On my return I came across two books that God used to continue this unsettling, yet vital, experience. The first of these was The Reformed Pastor by Richard Baxter (to be reviewed at a later date), and the second was Christianity and Liberalism by J. Gresham Machen.
Machen was an American Presbyterian NT scholar who led the fight against modernism in his denomination. He was disciplined by the Presbyterian Church for establishing an independent missions board and founded the Orthodox Presbyterian Church. He was also a founder of Westminster Theological Seminary after the reorganisation of Princeton.
Christianity and Liberalism’s main thesis is that the liberal, modernist beliefs that were coming to the fore in the churches were not another strand of Christianity but were the expression of a totally different religion. This sounds like a harsh judgement but in this book Machen defends his thesis with panache.
Although an accomplished academic this book is written with the layman in mind. Machen shows the difference between Christianity and Liberalism in six areas: Doctrine, God and Man, The Bible, Christ, Salvation and The Church.
In each of these areas he details the main areas of disagreement between the two systems. If nothing else, he shows that the disagreements and misunderstandings that happen between evangelical and liberal people occur because of different presuppositions on these areas.
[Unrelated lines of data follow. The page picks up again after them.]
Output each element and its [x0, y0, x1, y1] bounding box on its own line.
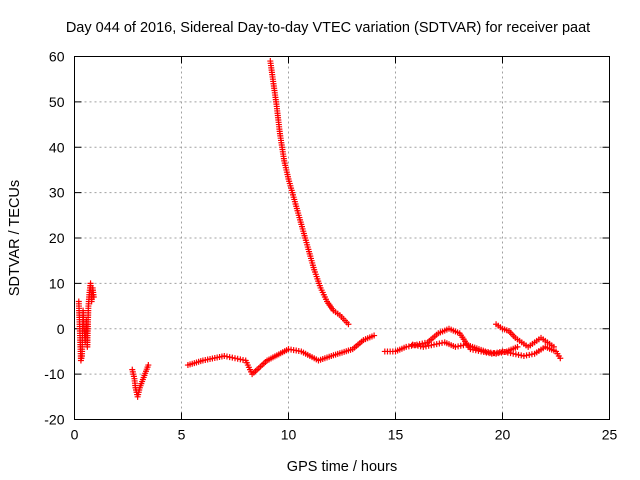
- data-trail: [554, 350, 562, 359]
- y-tick-label: 0: [57, 321, 65, 337]
- data-trail: [292, 200, 304, 226]
- data-trail: [533, 345, 547, 356]
- data-trail: [501, 326, 510, 334]
- data-trail: [520, 340, 530, 349]
- data-trail: [250, 359, 269, 376]
- data-trail: [394, 344, 408, 354]
- data-trail: [338, 313, 350, 326]
- x-tick-label: 0: [71, 427, 79, 443]
- y-tick-label: 20: [49, 230, 65, 246]
- data-trail: [512, 351, 525, 359]
- data-trail: [544, 344, 557, 354]
- y-tick-label: -20: [44, 412, 64, 428]
- y-tick-label: 40: [49, 139, 65, 155]
- series-early-2: [129, 362, 152, 400]
- data-trail: [362, 333, 375, 343]
- chart-title: Day 044 of 2016, Sidereal Day-to-day VTE…: [66, 20, 590, 36]
- data-trail: [443, 340, 457, 349]
- grid-layer: [74, 56, 610, 420]
- data-trail: [405, 342, 418, 350]
- data-trail: [416, 339, 428, 348]
- y-axis-label: SDTVAR / TECUs: [7, 180, 23, 296]
- data-trail: [317, 353, 333, 363]
- data-trail: [527, 340, 536, 349]
- x-tick-label: 15: [388, 427, 404, 443]
- data-trail: [325, 300, 336, 312]
- data-trail: [422, 342, 435, 350]
- data-trail: [84, 305, 92, 348]
- data-trail: [281, 160, 291, 180]
- x-axis-label: GPS time / hours: [287, 459, 397, 475]
- data-trail: [318, 287, 329, 303]
- data-trail: [187, 358, 204, 368]
- data-trail: [465, 342, 487, 354]
- y-tick-label: 50: [49, 94, 65, 110]
- series-early-spike: [75, 280, 97, 364]
- data-trail: [286, 178, 298, 203]
- data-trail: [89, 287, 97, 298]
- y-tick-label: 30: [49, 185, 65, 201]
- data-trail: [288, 346, 302, 354]
- data-trail: [505, 344, 519, 354]
- x-tick-label: 5: [178, 427, 186, 443]
- data-trail: [305, 246, 317, 271]
- x-tick-label: 20: [495, 427, 511, 443]
- data-trail: [495, 349, 508, 357]
- data-trail: [507, 329, 517, 340]
- data-trail: [131, 377, 139, 389]
- data-trail: [437, 326, 450, 336]
- data-trail: [384, 348, 396, 355]
- series-late-lower: [409, 339, 521, 357]
- data-trail: [332, 309, 341, 317]
- data-trail: [330, 346, 354, 359]
- data-trail: [351, 338, 365, 351]
- series-late-upper: [493, 321, 557, 350]
- data-trail: [533, 336, 542, 344]
- data-trail: [495, 322, 504, 331]
- data-trail: [270, 82, 280, 108]
- data-trail: [129, 368, 137, 380]
- data-trail: [137, 364, 151, 389]
- x-tick-label: 25: [602, 427, 618, 443]
- series-steep-descent: [267, 58, 352, 328]
- data-trail: [267, 60, 277, 85]
- data-trail: [273, 105, 283, 135]
- data-trail: [485, 349, 497, 357]
- tick-layer: 0 5 10 15 20 25 -20 -10 0 10 20 30 40 50 60: [44, 49, 617, 443]
- data-trail: [546, 340, 555, 349]
- data-trail: [448, 326, 461, 336]
- y-tick-label: -10: [44, 366, 64, 382]
- data-trail: [523, 351, 535, 359]
- data-trail: [243, 359, 255, 375]
- data-trail: [223, 353, 236, 361]
- data-trail: [202, 353, 225, 364]
- data-trail: [540, 336, 549, 344]
- data-layer: [75, 58, 564, 400]
- y-tick-label: 60: [49, 49, 65, 65]
- data-trail: [277, 132, 287, 162]
- data-trail: [298, 223, 311, 248]
- series-main-low: [184, 332, 378, 378]
- data-trail: [311, 269, 323, 289]
- data-trail: [514, 336, 523, 344]
- plot-frame: [74, 56, 610, 420]
- y-tick-label: 10: [49, 275, 65, 291]
- data-trail: [266, 347, 290, 363]
- data-trail: [135, 391, 142, 398]
- data-trail: [234, 355, 247, 363]
- series-late-main: [381, 325, 564, 362]
- data-trail: [426, 331, 440, 344]
- data-trail: [412, 342, 424, 350]
- data-trail: [455, 342, 467, 350]
- data-trail: [136, 387, 143, 394]
- data-trail: [300, 349, 320, 363]
- data-trail: [433, 339, 446, 348]
- x-tick-label: 10: [281, 427, 297, 443]
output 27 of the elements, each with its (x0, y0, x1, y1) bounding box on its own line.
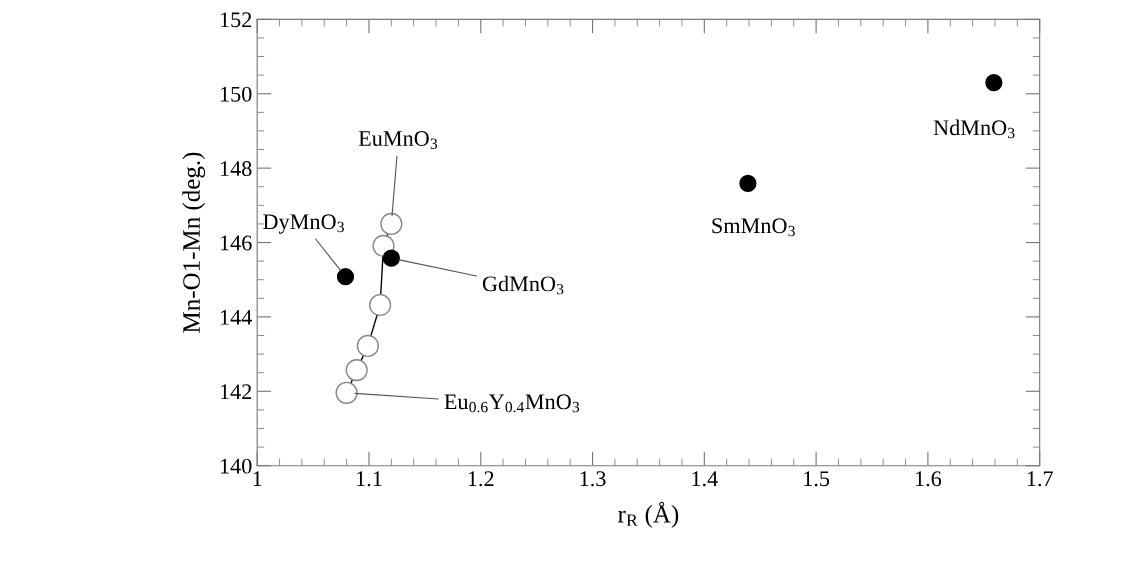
annotation: GdMnO$_{3}$ (482, 275, 564, 295)
annotation: Eu$_{0.6}$Y$_{0.4}$MnO$_{3}$ (444, 394, 580, 413)
x-tick-label: 1.5 (804, 471, 830, 487)
point (739, 174, 757, 192)
x-tick-label: 1.1 (357, 471, 382, 487)
x-tick-label: 1.2 (468, 471, 494, 487)
annotation: NdMnO$_{3}$ (933, 119, 1015, 139)
point (382, 249, 400, 267)
x-tick-label: 1 (253, 471, 262, 486)
y-tick-label: 146 (220, 235, 252, 251)
annotation: EuMnO$_{3}$ (358, 131, 438, 149)
x-tick-label: 1.6 (915, 471, 942, 487)
annotation: SmMnO$_{3}$ (712, 218, 795, 237)
annotation: DyMnO$_{3}$ (263, 214, 344, 234)
y-tick-label: 140 (220, 458, 252, 474)
x-axis-title: r$_{R}$ (Å) (618, 501, 679, 528)
y-tick-label: 144 (220, 309, 252, 325)
y-tick-label: 142 (220, 384, 252, 400)
point (985, 73, 1003, 92)
x-tick-label: 1.7 (1027, 471, 1053, 487)
y-tick-label: 152 (220, 12, 252, 28)
y-tick-label: 150 (220, 86, 252, 102)
point (336, 268, 355, 286)
x-tick-label: 1.3 (580, 471, 606, 487)
y-axis-title: Mn-O1-Mn (deg.) (182, 152, 206, 333)
x-tick-label: 1.4 (692, 471, 718, 487)
y-tick-label: 148 (220, 161, 252, 177)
Here is a typical quote. He is facing the argument made that Christianity should not worry over much about doctrine but should be a “way of life”:
The Christian movement at its inception was not just a way of life in the modern sense but a way of life founded upon a message. It was based, not upon mere feeling, not upon a mere program of work, but upon an account of facts. In other words it was based upon doctrine.
This little book, written in the 1920s, still has great relevance for us in the URC today. Is the Christian religion a revealed religion? Are there objective facts that must be preached? Or are we free to create a new system, more amenable to the modern mind?
This book is a must read. It would be a fine use of the URC’s budget to buy every minister Machen’s volume. It was a great help to me, I pray it will be for you too.